Ein Grinsen umspielte Fours Lippen, als er sich in dem hohen Standspiegel betrachtete. Langsam drehte er sich nach allen Seiten, strich den schwarzen Anzug glatt, zupfte sich das weiße Hemd zurecht und fuhr sich einmal durch das gegelte Haar. Dann griff er sich die Sonnenbrille vom Tisch und setzte sie auf. Sein Spiegelbild grinste noch vergnügter.

»Four, wir wären dann so weit.« Daphne – die rechte Hand seine Managerin  – steckte den Kopf zur Tür herein. Sie trug wie immer ein hochgeschlossenes Kleid, heute in einem himmelblauen Farbton, und ihr farblich passendes Klemmbrett in der Hand.

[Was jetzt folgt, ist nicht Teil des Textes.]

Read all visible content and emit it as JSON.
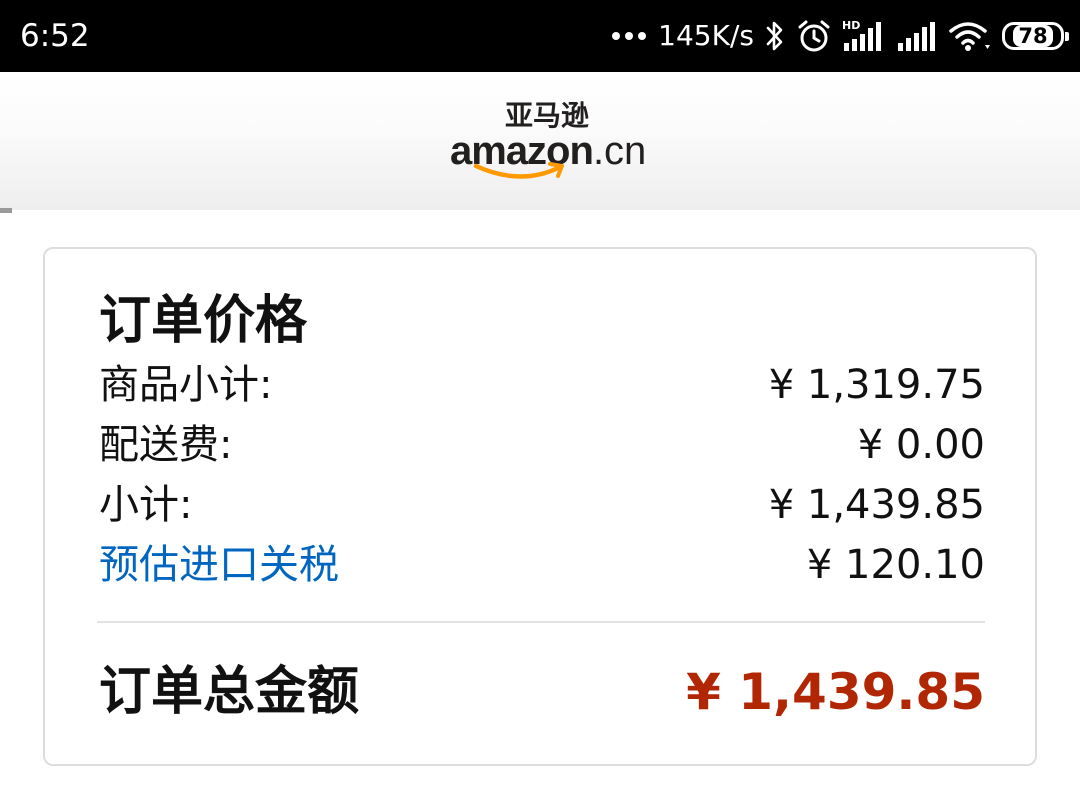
{
  "status_bar": {
    "time": "6:52",
    "net_speed": "145K/s",
    "network_badge": "HD",
    "battery_level": "78",
    "icons": [
      "bluetooth-icon",
      "alarm-icon",
      "signal-hd-icon",
      "signal-icon",
      "wifi-icon",
      "battery-icon"
    ]
  },
  "header": {
    "logo_cn": "亚马逊",
    "logo_word": "amazon",
    "logo_suffix": ".cn",
    "logo_smile_color": "#ff9900"
  },
  "order_summary": {
    "title": "订单价格",
    "rows": [
      {
        "label": "商品小计:",
        "value": "¥ 1,319.75"
      },
      {
        "label": "配送费:",
        "value": "¥ 0.00"
      },
      {
        "label": "小计:",
        "value": "¥ 1,439.85"
      },
      {
        "label": "预估进口关税",
        "value": "¥ 120.10",
        "is_link": true
      }
    ],
    "total_label": "订单总金额",
    "total_value": "¥ 1,439.85"
  },
  "colors": {
    "link": "#0066c0",
    "total_price": "#b12704",
    "status_bar_bg": "#000000"
  }
}
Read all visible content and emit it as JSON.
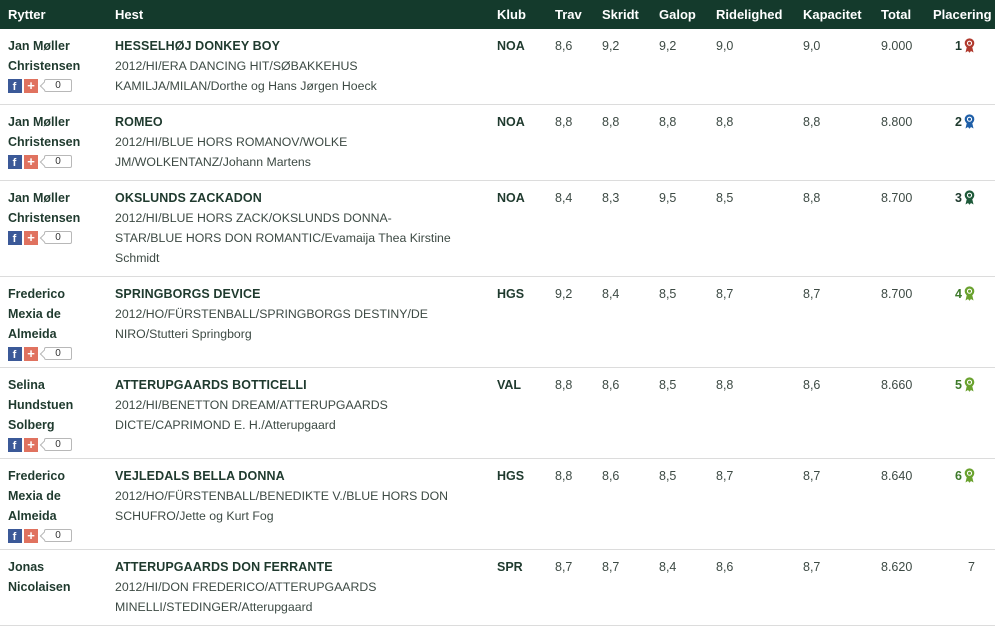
{
  "headers": {
    "rider": "Rytter",
    "horse": "Hest",
    "club": "Klub",
    "trav": "Trav",
    "skridt": "Skridt",
    "galop": "Galop",
    "ridelighed": "Ridelighed",
    "kapacitet": "Kapacitet",
    "total": "Total",
    "placering": "Placering"
  },
  "social": {
    "facebook_glyph": "f",
    "plus_glyph": "+"
  },
  "rosette_colors": {
    "1": "#b03a2e",
    "2": "#1f5fa8",
    "3": "#1e5a3a",
    "other": "#6aa22f"
  },
  "rows": [
    {
      "rider": [
        "Jan Møller",
        "Christensen"
      ],
      "horse_name": "HESSELHØJ DONKEY BOY",
      "horse_desc": [
        "2012/HI/ERA DANCING HIT/SØBAKKEHUS",
        "KAMILJA/MILAN/Dorthe og Hans Jørgen Hoeck"
      ],
      "club": "NOA",
      "trav": "8,6",
      "skridt": "9,2",
      "galop": "9,2",
      "ridelighed": "9,0",
      "kapacitet": "9,0",
      "total": "9.000",
      "placement": "1",
      "rosette": "1",
      "share_count": "0"
    },
    {
      "rider": [
        "Jan Møller",
        "Christensen"
      ],
      "horse_name": "ROMEO",
      "horse_desc": [
        "2012/HI/BLUE HORS ROMANOV/WOLKE",
        "JM/WOLKENTANZ/Johann Martens"
      ],
      "club": "NOA",
      "trav": "8,8",
      "skridt": "8,8",
      "galop": "8,8",
      "ridelighed": "8,8",
      "kapacitet": "8,8",
      "total": "8.800",
      "placement": "2",
      "rosette": "2",
      "share_count": "0"
    },
    {
      "rider": [
        "Jan Møller",
        "Christensen"
      ],
      "horse_name": "OKSLUNDS ZACKADON",
      "horse_desc": [
        "2012/HI/BLUE HORS ZACK/OKSLUNDS DONNA-",
        "STAR/BLUE HORS DON ROMANTIC/Evamaija Thea Kirstine",
        "Schmidt"
      ],
      "club": "NOA",
      "trav": "8,4",
      "skridt": "8,3",
      "galop": "9,5",
      "ridelighed": "8,5",
      "kapacitet": "8,8",
      "total": "8.700",
      "placement": "3",
      "rosette": "3",
      "share_count": "0"
    },
    {
      "rider": [
        "Frederico",
        "Mexia de",
        "Almeida"
      ],
      "horse_name": "SPRINGBORGS DEVICE",
      "horse_desc": [
        "2012/HO/FÜRSTENBALL/SPRINGBORGS DESTINY/DE",
        "NIRO/Stutteri Springborg"
      ],
      "club": "HGS",
      "trav": "9,2",
      "skridt": "8,4",
      "galop": "8,5",
      "ridelighed": "8,7",
      "kapacitet": "8,7",
      "total": "8.700",
      "placement": "4",
      "rosette": "other",
      "share_count": "0"
    },
    {
      "rider": [
        "Selina",
        "Hundstuen",
        "Solberg"
      ],
      "horse_name": "ATTERUPGAARDS BOTTICELLI",
      "horse_desc": [
        "2012/HI/BENETTON DREAM/ATTERUPGAARDS",
        "DICTE/CAPRIMOND E. H./Atterupgaard"
      ],
      "club": "VAL",
      "trav": "8,8",
      "skridt": "8,6",
      "galop": "8,5",
      "ridelighed": "8,8",
      "kapacitet": "8,6",
      "total": "8.660",
      "placement": "5",
      "rosette": "other",
      "share_count": "0"
    },
    {
      "rider": [
        "Frederico",
        "Mexia de",
        "Almeida"
      ],
      "horse_name": "VEJLEDALS BELLA DONNA",
      "horse_desc": [
        "2012/HO/FÜRSTENBALL/BENEDIKTE V./BLUE HORS DON",
        "SCHUFRO/Jette og Kurt Fog"
      ],
      "club": "HGS",
      "trav": "8,8",
      "skridt": "8,6",
      "galop": "8,5",
      "ridelighed": "8,7",
      "kapacitet": "8,7",
      "total": "8.640",
      "placement": "6",
      "rosette": "other",
      "share_count": "0"
    },
    {
      "rider": [
        "Jonas",
        "Nicolaisen"
      ],
      "horse_name": "ATTERUPGAARDS DON FERRANTE",
      "horse_desc": [
        "2012/HI/DON FREDERICO/ATTERUPGAARDS",
        "MINELLI/STEDINGER/Atterupgaard"
      ],
      "club": "SPR",
      "trav": "8,7",
      "skridt": "8,7",
      "galop": "8,4",
      "ridelighed": "8,6",
      "kapacitet": "8,7",
      "total": "8.620",
      "placement": "7",
      "rosette": null,
      "share_count": null
    }
  ]
}
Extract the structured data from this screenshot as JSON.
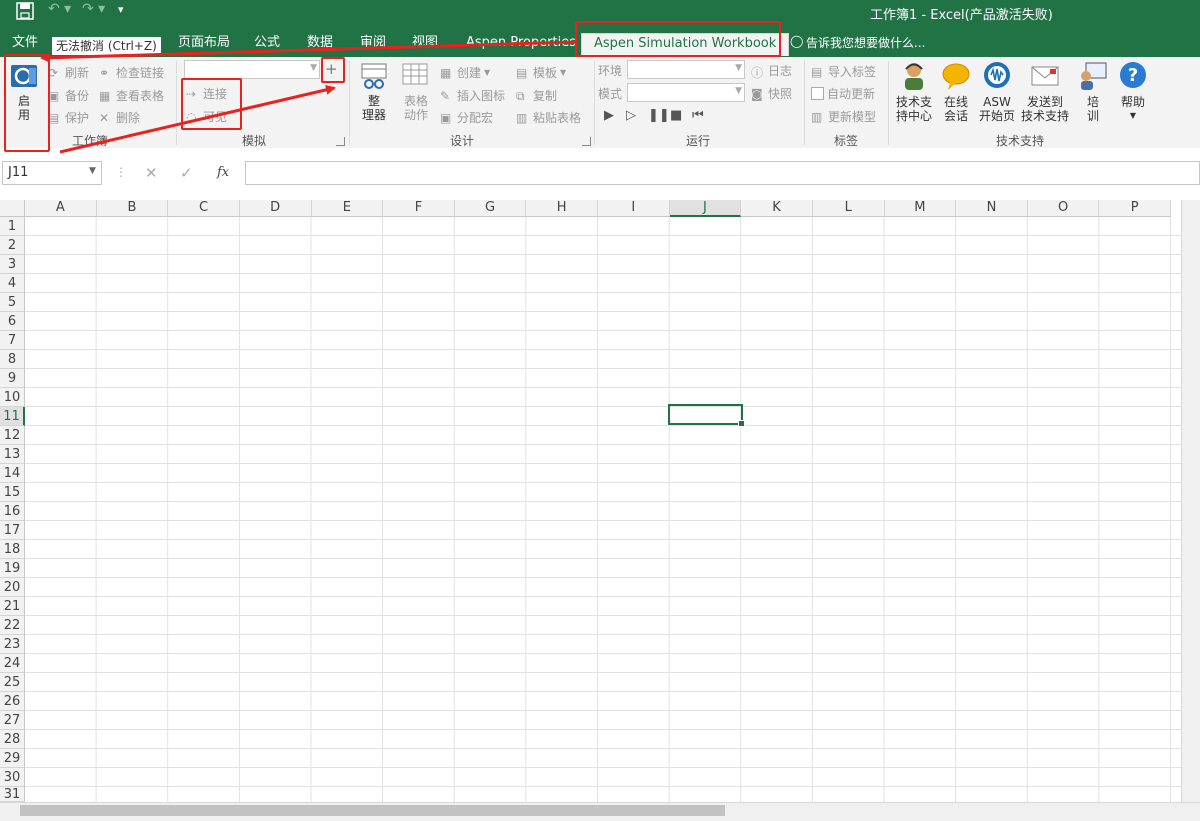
{
  "window": {
    "title": "工作簿1 - Excel(产品激活失败)"
  },
  "tabs": [
    {
      "label": "文件"
    },
    {
      "label": "无法撤消 (Ctrl+Z)"
    },
    {
      "label": "页面布局"
    },
    {
      "label": "公式"
    },
    {
      "label": "数据"
    },
    {
      "label": "审阅"
    },
    {
      "label": "视图"
    },
    {
      "label": "Aspen Properties"
    },
    {
      "label": "Aspen Simulation Workbook"
    }
  ],
  "tell_me": "告诉我您想要做什么...",
  "ribbon": {
    "workbook": {
      "label": "工作簿",
      "enable": "启\n用",
      "refresh": "刷新",
      "backup": "备份",
      "protect": "保护",
      "check_links": "检查链接",
      "view_table": "查看表格",
      "delete": "删除"
    },
    "simulation": {
      "label": "模拟",
      "connect": "连接",
      "visible": "可见"
    },
    "design": {
      "label": "设计",
      "organizer": "整\n理器",
      "table_action": "表格\n动作",
      "create": "创建",
      "insert_icon": "插入图标",
      "assign_macro": "分配宏",
      "template": "模板",
      "copy": "复制",
      "paste_table": "粘贴表格"
    },
    "run": {
      "label": "运行",
      "env": "环境",
      "mode": "模式",
      "log": "日志",
      "snapshot": "快照"
    },
    "tags": {
      "label": "标签",
      "import": "导入标签",
      "auto_update": "自动更新",
      "update_model": "更新模型"
    },
    "support": {
      "label": "技术支持",
      "center": "技术支\n持中心",
      "chat": "在线\n会话",
      "asw_start": "ASW\n开始页",
      "send": "发送到\n技术支持",
      "training": "培\n训",
      "help": "帮助"
    }
  },
  "formula_bar": {
    "name_box": "J11",
    "fx": "fx"
  },
  "grid": {
    "columns": [
      "A",
      "B",
      "C",
      "D",
      "E",
      "F",
      "G",
      "H",
      "I",
      "J",
      "K",
      "L",
      "M",
      "N",
      "O",
      "P"
    ],
    "rows": [
      "1",
      "2",
      "3",
      "4",
      "5",
      "6",
      "7",
      "8",
      "9",
      "10",
      "11",
      "12",
      "13",
      "14",
      "15",
      "16",
      "17",
      "18",
      "19",
      "20",
      "21",
      "22",
      "23",
      "24",
      "25",
      "26",
      "27",
      "28",
      "29",
      "30",
      "31"
    ],
    "selected_column": "J",
    "selected_row": "11"
  },
  "colors": {
    "excel_green": "#217346",
    "annotation_red": "#e8231f"
  }
}
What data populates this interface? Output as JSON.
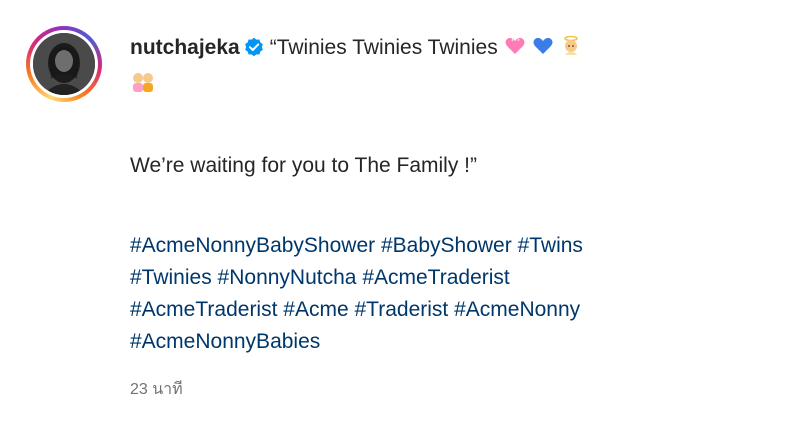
{
  "post": {
    "username": "nutchajeka",
    "verified": true,
    "caption_line1": "“Twinies Twinies Twinies",
    "caption_line2": "We’re waiting for you to The Family !”",
    "emojis": [
      "pink-heart-icon",
      "blue-heart-icon",
      "baby-angel-icon",
      "two-babies-icon"
    ],
    "hashtags_line1": [
      "#AcmeNonnyBabyShower",
      "#BabyShower",
      "#Twins"
    ],
    "hashtags_line2": [
      "#Twinies",
      "#NonnyNutcha",
      "#AcmeTraderist"
    ],
    "hashtags_line3": [
      "#AcmeTraderist",
      "#Acme",
      "#Traderist",
      "#AcmeNonny"
    ],
    "hashtags_line4": [
      "#AcmeNonnyBabies"
    ],
    "timestamp": "23 นาที"
  },
  "colors": {
    "hashtag": "#00376b",
    "verified": "#0095f6",
    "timestamp": "#737373"
  }
}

»Alles klar, ich komme gleich«, erwiderte er, ohne sich umzudrehen. Daphne kannte ihn und so konnte er kurz darauf hören wie sich die Tür wieder schloss. Er nahm die Sonnenbrille von der Nase und sah in funkelnde Augen.
»And here we are«, flüsterte er seinem Spiegelbild zu und grinste erneut, ehe er seine Sonnenbrille wieder aufsetzte und sich umdrehte, um aus der Garderobe zu gehen und für einen weiteren Abend in einer weiteren Stadt die Bühne zum Beben zu bringen, alles zu geben, seine eigene Zukunftsmusik zu leben und einfach nur glücklich zu sein.

Denn sein vierjähriges Ich hatte richtig gelegen und heute war er ein Superstar. Heute war er Four, heute war es nicht mehr nur ein Spitzname, es war sein richtiger Name, sein Leben und er würde immer Four bleiben.